On the heels of a survey reporting the lack of affordable housing in the Santa Barbara and coastal region, UCSB faculty and staff have been asked to fill out a questionnaire about their current and future housing needs.

Sponsored by the Chancellor’s Advisory Committee for Faculty & Staff Housing, the questionnaire, which is due tomorrow, was sent out a few weeks ago. After they are compiled in June, the committee will send the results to the UC Regents, as well as the UCSB North Campus Housing Project developer in order to accommodate whatever need is presented.

Advisory committee chair and geography professor Joel Michaelsen said the university has not released a faculty and staff housing survey since the 1990s.

“We need to have an idea of what the [current] demand is,” Michaelsen said.

As the Central Coast Survey released last week suggested about many of the area’s residents, Michaelsen said he assumes most faculty and staff who have come to UCSB in the past seven or eight years cannot afford to buy housing in the area.

“I think it’s clear that the cost of housing has outrun our salaries,” he said.

For the Central Coast Survey, UCSB’s Social Science Survey Center/Benton Survey Research Lab interviewed more than 1,000 Santa Barbara and Ventura County residents via telephone, and discovered that several local residents were feeling financially constrained by their housing costs.

In a UCSB press release, economics professor and survey center director Jon Sonstelie said the Central Coast survey results show that most people find affordable housing to be among the largest problems in their counties. However, he said most permanent residents did not feel economically deprived as a result of their housing situations.

According to the survey, 42 percent of participants who have lived in Santa Barbara or Ventura for less than four years reported that that their finances were constrained by housing costs, but only 26 percent of survey participants who have lived in their residences for more than 20 years reported housing costs as sources of financial stress.

Sonstelie said he believes the Central Coast Survey will help improve the counties involved.

“The findings of this survey will, we feel, be very helpful to community and government officials, as well as business leaders, as they make decisions and shape policies in these two counties,” Sonstelie said in the press release.
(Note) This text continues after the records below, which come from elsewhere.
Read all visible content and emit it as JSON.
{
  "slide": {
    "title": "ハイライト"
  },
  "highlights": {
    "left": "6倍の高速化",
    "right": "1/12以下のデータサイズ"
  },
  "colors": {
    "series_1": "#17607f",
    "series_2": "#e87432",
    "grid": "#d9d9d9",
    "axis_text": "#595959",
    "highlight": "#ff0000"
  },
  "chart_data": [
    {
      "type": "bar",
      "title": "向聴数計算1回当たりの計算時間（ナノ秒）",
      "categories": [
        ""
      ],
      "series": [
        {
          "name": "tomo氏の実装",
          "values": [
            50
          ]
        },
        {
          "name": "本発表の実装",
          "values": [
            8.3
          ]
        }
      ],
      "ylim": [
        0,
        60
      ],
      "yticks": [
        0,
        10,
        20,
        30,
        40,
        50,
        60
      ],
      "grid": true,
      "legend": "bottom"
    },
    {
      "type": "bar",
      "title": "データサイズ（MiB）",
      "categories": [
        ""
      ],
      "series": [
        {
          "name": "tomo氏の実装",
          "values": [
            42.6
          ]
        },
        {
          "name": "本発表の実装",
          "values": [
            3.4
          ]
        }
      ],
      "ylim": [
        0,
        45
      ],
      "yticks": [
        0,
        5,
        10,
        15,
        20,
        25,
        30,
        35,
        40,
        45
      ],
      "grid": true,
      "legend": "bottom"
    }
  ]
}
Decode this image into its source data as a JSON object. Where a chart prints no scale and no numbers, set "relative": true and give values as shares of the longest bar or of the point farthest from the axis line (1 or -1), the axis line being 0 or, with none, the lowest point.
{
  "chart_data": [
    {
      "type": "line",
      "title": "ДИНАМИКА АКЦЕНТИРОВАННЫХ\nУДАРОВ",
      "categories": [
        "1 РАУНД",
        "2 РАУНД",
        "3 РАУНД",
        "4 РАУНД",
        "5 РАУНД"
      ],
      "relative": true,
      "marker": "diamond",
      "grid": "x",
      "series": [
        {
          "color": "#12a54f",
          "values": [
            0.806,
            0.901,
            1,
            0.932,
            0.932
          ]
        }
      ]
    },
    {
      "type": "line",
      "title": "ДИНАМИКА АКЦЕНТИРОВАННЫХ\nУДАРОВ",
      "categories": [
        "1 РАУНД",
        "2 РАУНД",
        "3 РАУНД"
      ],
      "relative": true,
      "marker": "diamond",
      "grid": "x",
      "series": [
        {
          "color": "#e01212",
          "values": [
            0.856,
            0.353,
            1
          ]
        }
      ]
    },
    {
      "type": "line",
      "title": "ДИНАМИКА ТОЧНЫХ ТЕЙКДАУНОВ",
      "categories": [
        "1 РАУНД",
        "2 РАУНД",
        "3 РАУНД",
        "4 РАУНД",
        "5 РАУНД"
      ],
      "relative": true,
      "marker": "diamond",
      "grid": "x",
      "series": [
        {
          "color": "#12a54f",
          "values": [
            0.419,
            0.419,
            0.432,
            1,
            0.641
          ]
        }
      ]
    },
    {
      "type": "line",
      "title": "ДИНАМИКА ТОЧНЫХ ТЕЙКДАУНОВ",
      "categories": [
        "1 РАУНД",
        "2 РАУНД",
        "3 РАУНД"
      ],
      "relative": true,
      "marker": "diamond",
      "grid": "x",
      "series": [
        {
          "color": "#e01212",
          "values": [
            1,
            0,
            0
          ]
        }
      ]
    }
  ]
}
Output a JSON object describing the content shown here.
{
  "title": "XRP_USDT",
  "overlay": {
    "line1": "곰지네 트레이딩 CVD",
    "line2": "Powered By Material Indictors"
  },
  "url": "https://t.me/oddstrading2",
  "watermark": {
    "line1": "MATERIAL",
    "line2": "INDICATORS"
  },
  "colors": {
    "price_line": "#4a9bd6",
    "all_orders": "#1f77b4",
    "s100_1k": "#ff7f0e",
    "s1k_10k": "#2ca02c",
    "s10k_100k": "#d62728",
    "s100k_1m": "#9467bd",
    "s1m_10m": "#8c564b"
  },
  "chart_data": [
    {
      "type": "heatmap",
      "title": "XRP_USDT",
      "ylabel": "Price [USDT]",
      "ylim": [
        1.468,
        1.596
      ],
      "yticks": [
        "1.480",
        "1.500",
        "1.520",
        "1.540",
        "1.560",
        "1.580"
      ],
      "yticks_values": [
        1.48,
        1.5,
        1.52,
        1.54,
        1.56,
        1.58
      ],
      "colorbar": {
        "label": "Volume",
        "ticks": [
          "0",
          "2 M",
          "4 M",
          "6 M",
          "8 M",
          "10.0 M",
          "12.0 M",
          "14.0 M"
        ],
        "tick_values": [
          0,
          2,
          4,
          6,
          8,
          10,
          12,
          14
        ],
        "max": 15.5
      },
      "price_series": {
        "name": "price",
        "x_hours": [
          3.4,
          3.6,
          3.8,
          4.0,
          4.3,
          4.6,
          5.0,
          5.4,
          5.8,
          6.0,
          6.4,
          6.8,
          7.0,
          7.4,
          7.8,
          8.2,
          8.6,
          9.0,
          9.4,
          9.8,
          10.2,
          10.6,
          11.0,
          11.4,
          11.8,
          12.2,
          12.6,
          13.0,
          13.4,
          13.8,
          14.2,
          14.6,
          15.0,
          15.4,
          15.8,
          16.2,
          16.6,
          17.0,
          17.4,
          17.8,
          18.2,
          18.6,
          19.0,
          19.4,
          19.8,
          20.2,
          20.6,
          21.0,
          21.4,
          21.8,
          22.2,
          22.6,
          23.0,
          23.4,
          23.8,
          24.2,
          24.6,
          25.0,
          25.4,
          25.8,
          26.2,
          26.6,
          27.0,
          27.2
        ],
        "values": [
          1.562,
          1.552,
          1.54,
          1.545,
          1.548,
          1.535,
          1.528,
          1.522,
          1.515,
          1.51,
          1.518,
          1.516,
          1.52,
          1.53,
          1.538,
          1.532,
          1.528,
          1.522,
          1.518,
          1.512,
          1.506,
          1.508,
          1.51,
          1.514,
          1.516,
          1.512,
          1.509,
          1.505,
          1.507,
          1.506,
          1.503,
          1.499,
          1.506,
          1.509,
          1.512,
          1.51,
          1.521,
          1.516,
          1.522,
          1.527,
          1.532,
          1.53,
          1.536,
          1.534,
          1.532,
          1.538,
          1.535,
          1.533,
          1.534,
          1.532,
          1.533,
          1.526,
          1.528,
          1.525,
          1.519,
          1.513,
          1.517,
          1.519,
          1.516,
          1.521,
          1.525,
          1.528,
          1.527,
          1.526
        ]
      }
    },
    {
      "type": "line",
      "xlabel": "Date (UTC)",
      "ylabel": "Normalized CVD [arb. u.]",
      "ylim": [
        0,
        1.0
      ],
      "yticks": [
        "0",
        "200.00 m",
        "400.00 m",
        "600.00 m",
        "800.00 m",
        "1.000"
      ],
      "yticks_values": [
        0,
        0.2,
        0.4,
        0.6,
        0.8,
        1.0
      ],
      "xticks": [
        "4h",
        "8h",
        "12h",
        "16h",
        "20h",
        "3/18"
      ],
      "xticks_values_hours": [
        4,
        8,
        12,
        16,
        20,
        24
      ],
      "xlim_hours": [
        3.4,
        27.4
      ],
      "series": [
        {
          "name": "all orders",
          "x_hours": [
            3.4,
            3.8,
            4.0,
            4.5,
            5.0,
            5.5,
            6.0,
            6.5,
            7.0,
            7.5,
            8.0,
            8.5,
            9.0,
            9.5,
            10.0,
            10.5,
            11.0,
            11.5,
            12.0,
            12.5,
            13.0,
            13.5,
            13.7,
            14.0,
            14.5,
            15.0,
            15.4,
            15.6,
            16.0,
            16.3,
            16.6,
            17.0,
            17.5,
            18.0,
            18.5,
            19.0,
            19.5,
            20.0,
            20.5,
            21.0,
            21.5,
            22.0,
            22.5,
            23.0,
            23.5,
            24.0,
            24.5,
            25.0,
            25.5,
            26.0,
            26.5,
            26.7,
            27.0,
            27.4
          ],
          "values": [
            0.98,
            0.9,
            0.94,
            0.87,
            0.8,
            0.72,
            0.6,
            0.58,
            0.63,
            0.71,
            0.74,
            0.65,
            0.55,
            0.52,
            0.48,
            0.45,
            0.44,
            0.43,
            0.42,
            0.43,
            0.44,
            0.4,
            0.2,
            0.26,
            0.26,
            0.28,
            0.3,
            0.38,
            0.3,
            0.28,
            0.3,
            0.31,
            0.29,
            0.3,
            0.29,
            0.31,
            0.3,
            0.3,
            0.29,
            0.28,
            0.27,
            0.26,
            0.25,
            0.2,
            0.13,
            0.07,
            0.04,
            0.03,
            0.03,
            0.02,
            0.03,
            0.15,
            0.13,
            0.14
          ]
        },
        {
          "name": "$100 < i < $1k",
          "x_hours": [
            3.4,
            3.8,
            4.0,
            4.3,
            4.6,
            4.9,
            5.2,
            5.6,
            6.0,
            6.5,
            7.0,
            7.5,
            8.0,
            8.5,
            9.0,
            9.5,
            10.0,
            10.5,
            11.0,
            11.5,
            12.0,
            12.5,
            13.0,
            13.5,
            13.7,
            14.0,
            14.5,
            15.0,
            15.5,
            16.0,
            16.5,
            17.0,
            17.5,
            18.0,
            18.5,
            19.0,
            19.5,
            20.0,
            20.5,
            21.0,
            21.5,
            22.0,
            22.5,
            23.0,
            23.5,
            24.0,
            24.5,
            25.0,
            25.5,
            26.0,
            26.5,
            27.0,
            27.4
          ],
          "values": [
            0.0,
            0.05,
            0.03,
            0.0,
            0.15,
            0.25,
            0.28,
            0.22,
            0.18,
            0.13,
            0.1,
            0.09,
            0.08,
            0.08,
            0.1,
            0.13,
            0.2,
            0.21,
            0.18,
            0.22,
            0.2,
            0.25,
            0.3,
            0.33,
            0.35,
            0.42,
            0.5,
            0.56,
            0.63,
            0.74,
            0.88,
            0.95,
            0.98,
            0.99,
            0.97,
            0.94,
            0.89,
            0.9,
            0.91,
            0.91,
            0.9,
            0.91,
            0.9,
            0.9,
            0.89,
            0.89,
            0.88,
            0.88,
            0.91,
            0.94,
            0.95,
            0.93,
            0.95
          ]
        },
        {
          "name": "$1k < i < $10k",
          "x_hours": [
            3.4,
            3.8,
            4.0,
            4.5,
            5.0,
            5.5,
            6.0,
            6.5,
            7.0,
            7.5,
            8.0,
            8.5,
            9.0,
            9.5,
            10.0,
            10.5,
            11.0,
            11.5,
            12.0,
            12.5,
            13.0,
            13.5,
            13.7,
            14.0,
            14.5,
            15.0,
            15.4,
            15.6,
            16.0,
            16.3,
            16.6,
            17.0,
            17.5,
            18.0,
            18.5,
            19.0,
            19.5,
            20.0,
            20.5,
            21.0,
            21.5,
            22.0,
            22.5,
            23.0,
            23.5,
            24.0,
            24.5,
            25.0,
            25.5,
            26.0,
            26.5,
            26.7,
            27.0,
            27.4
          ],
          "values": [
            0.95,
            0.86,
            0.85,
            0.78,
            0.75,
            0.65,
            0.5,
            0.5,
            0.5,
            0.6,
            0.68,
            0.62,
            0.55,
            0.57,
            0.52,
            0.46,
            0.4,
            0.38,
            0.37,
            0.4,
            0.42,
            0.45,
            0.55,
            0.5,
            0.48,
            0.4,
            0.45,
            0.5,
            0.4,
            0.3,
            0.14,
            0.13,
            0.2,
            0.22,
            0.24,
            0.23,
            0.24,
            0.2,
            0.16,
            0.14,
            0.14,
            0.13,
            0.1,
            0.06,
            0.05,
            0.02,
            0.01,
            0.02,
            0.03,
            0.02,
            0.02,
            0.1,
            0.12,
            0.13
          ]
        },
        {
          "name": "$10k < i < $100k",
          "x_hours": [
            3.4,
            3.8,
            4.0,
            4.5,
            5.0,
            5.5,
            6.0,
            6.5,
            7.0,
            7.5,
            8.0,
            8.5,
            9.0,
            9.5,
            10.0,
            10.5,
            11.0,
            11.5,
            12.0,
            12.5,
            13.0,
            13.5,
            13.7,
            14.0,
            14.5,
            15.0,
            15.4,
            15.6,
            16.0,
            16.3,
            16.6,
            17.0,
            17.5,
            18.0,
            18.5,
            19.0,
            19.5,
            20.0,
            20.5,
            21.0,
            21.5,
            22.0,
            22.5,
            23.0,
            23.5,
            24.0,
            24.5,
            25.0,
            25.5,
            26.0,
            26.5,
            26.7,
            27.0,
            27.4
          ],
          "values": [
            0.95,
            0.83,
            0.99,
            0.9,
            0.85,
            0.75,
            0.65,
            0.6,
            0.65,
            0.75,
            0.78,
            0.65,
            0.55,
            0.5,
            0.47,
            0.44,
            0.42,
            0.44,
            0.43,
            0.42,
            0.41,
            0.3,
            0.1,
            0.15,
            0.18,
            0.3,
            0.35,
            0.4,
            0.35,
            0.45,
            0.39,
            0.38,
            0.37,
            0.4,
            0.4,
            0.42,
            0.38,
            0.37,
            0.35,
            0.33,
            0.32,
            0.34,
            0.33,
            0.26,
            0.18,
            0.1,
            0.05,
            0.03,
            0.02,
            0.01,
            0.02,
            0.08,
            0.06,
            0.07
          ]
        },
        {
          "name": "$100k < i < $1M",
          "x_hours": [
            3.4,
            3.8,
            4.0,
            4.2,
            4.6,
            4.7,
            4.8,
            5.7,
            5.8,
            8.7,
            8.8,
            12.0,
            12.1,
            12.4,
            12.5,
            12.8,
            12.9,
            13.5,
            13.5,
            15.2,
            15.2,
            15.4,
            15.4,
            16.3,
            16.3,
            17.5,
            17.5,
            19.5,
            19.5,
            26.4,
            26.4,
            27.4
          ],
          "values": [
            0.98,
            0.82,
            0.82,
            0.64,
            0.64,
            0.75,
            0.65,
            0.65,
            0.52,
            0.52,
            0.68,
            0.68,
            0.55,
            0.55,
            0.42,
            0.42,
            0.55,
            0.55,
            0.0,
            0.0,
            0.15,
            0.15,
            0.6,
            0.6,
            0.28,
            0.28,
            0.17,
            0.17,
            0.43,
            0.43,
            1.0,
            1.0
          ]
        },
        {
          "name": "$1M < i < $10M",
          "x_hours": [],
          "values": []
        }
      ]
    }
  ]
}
The full text of the 38 page Central Coast Survey report is available on the Social Science Survey Center’s website at www.survey.ucsb.edu/ccs.

Michaelsen said the staff survey is more detailed than the Central Coast Survey in classifying types of housing per region. Once the results are tallied, Michaelson said, the North Campus Housing Project developer will use them to help create a housing plan to be presented before the California Coastal Commission for approval by summer 2006. He said the housing project contains construction plans for 215 housing units.